A verifiable delay function (VDF) [Boneh et al., CRYPTO 2018] is a function that is slow-to-compute, but is quickly verifiable given a short proof. This is formalised using two security requirements: i) sequentiality, which requires that a parallel adversary is unable to compute faster; and ii) soundness, which requires that an adversary is unable to generate a proof that verifies wrong outputs. A time-lock puzzle (TLP), on the other hand, is a puzzle that can be quickly generated, but is slow-to-solve. The security requirement here is sequentiality, which requires that a parallel adversary is unable to solve puzzles faster.

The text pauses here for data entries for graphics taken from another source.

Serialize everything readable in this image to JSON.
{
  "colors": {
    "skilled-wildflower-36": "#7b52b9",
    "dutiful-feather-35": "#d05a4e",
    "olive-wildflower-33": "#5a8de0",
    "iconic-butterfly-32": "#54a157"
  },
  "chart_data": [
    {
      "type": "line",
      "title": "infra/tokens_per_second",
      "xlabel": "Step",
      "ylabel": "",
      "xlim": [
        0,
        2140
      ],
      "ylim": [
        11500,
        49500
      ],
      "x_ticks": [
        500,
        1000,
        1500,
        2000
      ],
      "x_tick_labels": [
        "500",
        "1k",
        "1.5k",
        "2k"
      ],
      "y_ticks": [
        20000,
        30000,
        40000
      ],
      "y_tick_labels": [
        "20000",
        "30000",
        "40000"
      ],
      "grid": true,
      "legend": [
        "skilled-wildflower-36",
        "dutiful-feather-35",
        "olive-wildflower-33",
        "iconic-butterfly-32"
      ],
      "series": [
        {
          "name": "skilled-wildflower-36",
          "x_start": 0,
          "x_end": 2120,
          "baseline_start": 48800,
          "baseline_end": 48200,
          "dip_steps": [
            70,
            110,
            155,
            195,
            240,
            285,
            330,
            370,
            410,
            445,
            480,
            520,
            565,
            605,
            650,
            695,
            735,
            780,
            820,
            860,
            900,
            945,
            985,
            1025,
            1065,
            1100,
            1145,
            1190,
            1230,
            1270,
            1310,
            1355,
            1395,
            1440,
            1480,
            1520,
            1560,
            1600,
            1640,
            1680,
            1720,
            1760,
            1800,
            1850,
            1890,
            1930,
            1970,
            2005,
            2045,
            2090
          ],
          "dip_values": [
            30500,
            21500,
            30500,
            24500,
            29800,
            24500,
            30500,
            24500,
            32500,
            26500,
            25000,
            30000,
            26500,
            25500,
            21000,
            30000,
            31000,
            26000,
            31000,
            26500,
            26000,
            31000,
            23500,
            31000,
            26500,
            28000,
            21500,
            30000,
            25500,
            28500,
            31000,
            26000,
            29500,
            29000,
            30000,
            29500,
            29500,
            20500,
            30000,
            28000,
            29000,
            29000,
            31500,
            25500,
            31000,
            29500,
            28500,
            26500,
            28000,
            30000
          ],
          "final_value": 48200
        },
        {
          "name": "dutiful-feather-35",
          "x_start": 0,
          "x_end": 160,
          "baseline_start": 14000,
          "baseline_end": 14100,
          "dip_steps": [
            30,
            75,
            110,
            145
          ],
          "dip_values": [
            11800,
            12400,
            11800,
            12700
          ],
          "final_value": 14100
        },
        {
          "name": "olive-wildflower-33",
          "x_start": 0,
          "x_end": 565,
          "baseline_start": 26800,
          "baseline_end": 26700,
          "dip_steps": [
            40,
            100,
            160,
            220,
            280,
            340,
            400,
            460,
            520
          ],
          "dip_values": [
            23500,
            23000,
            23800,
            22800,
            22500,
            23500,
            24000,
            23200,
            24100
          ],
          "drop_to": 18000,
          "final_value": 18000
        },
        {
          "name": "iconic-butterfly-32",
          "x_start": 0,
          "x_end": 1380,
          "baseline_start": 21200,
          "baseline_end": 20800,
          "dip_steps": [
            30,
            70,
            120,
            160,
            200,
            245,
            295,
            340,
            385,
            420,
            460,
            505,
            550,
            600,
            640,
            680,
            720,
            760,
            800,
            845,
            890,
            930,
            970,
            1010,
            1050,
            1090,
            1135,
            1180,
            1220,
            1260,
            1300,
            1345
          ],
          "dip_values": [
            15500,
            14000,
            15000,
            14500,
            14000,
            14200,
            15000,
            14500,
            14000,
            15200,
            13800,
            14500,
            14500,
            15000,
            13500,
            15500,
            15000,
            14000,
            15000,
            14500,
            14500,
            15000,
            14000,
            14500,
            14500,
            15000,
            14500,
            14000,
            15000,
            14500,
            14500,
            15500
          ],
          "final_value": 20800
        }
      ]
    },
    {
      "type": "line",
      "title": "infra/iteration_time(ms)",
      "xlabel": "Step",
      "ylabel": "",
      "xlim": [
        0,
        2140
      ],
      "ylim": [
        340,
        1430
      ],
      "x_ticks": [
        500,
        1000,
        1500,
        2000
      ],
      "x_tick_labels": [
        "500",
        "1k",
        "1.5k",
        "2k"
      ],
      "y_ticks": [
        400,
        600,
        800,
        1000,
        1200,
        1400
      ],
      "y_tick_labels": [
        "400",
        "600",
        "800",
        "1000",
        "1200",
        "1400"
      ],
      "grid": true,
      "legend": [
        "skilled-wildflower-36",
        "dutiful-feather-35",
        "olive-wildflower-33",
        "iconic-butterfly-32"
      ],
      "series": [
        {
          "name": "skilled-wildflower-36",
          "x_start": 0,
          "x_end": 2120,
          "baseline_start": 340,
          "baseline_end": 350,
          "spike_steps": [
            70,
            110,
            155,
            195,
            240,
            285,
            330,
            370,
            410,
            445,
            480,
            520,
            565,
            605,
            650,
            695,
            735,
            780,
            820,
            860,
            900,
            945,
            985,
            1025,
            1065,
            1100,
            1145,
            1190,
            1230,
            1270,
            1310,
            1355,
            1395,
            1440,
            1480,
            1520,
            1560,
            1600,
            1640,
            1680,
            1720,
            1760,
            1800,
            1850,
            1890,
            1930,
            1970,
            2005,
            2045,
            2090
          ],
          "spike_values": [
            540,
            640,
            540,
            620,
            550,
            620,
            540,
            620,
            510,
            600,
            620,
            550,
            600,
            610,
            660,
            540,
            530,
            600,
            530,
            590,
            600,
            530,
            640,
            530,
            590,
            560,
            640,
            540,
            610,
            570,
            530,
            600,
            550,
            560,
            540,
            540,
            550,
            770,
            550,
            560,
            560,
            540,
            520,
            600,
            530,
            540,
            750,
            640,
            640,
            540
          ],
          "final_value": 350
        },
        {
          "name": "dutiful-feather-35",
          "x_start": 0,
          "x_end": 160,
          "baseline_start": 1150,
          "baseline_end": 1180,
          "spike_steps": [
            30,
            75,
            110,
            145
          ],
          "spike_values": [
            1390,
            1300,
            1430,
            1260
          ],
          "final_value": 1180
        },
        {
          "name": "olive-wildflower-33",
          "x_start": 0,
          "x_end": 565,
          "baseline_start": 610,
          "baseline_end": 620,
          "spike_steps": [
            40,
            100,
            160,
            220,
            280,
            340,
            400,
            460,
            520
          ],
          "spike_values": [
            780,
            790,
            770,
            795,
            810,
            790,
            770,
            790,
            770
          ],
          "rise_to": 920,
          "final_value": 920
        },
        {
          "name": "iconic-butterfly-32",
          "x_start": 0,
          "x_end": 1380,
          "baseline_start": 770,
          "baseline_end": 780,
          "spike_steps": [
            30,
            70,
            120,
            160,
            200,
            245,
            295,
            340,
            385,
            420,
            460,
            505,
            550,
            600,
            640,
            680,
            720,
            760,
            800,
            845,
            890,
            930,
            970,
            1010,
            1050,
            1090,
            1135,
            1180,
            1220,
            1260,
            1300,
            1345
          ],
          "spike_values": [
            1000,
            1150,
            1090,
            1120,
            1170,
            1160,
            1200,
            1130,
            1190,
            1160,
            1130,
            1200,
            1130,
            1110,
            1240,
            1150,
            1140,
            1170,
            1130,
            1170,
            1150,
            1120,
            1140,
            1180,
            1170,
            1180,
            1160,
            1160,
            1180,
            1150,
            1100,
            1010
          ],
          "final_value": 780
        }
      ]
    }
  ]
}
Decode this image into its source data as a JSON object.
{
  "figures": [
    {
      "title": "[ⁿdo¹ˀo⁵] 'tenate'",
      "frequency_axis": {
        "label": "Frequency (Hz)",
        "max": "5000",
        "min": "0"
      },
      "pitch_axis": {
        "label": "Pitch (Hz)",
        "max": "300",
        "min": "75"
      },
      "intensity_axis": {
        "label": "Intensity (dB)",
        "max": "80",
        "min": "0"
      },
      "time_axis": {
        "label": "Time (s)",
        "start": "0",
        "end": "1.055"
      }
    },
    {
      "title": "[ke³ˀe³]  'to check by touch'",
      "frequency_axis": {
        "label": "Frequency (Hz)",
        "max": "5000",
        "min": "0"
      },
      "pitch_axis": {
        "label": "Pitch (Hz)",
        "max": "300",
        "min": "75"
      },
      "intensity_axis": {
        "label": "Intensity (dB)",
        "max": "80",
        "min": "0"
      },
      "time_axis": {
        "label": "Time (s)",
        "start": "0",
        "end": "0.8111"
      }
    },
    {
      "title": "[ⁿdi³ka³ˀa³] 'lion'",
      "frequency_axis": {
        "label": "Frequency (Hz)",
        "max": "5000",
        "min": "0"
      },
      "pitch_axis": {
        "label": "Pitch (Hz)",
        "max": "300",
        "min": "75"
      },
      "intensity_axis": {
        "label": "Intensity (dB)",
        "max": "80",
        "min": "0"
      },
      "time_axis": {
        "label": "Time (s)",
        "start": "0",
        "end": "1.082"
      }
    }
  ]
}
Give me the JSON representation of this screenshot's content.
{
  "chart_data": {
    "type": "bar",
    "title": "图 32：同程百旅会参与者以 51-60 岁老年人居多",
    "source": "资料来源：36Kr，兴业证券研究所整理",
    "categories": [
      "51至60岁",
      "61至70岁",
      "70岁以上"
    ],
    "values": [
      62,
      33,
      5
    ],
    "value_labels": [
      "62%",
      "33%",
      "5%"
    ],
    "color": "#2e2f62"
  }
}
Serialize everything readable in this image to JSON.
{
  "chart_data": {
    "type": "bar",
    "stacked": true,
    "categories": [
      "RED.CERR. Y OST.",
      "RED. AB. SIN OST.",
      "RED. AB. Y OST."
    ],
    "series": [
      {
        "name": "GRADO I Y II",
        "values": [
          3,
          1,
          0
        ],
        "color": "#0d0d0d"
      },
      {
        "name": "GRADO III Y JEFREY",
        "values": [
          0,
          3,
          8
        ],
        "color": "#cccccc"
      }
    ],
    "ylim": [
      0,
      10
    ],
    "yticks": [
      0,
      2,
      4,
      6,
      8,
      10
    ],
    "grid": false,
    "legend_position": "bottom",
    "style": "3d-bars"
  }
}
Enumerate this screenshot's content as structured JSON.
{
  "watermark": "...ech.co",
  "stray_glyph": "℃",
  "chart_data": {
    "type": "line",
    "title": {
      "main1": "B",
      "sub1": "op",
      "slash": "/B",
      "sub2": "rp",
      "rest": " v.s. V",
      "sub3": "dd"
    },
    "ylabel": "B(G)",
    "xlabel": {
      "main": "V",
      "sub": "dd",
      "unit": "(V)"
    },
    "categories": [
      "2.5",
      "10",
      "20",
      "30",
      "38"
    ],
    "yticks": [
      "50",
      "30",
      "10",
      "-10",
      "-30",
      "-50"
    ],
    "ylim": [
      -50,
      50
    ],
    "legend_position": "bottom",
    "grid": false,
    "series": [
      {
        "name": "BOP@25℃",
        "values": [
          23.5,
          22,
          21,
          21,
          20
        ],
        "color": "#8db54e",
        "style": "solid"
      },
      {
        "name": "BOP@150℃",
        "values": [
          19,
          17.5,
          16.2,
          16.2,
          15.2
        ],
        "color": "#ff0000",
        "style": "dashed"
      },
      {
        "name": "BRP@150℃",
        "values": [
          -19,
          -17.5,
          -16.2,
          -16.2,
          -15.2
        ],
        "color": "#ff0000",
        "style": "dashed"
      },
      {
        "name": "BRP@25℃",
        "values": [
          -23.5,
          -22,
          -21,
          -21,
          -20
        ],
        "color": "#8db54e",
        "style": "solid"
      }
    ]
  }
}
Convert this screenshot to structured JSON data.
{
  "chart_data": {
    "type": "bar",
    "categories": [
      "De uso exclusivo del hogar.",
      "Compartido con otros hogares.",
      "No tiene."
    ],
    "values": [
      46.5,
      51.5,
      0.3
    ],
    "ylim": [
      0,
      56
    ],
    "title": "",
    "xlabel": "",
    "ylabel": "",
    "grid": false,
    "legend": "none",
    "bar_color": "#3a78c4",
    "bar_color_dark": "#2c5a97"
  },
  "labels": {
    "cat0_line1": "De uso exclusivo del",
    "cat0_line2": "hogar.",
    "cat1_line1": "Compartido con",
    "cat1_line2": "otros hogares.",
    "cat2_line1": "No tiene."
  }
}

In this paper, we study the relationship between these two timed primitives. Our main result is a construction of one-time VDF from TLP using indistinguishability obfuscation (iO) and one-way functions (OWFs), where by one-time we mean that sequentiality of the VDF holds only against parallel adversaries that do not preprocess public parameters. Our VDF satisfies several desirable properties. For instance, we achieve perfectly sound and short proofs of O(λ) bits, where λ is the security parameter. Moreover, our construction is a trapdoor (one-time) VDF that can be easily extended to achieve interesting extra properties (defined in our paper) such as trapdoor-homomorphic and trapdoor-constrained evaluation.
Finally, when combined with the results of Bitansky et al., [ITCS 2016], this yields one-time VDFs from any worst-case non-parallelizing language, iO and OWF. To the best of our knowledge, this is the first such construction that only relies on polynomial security.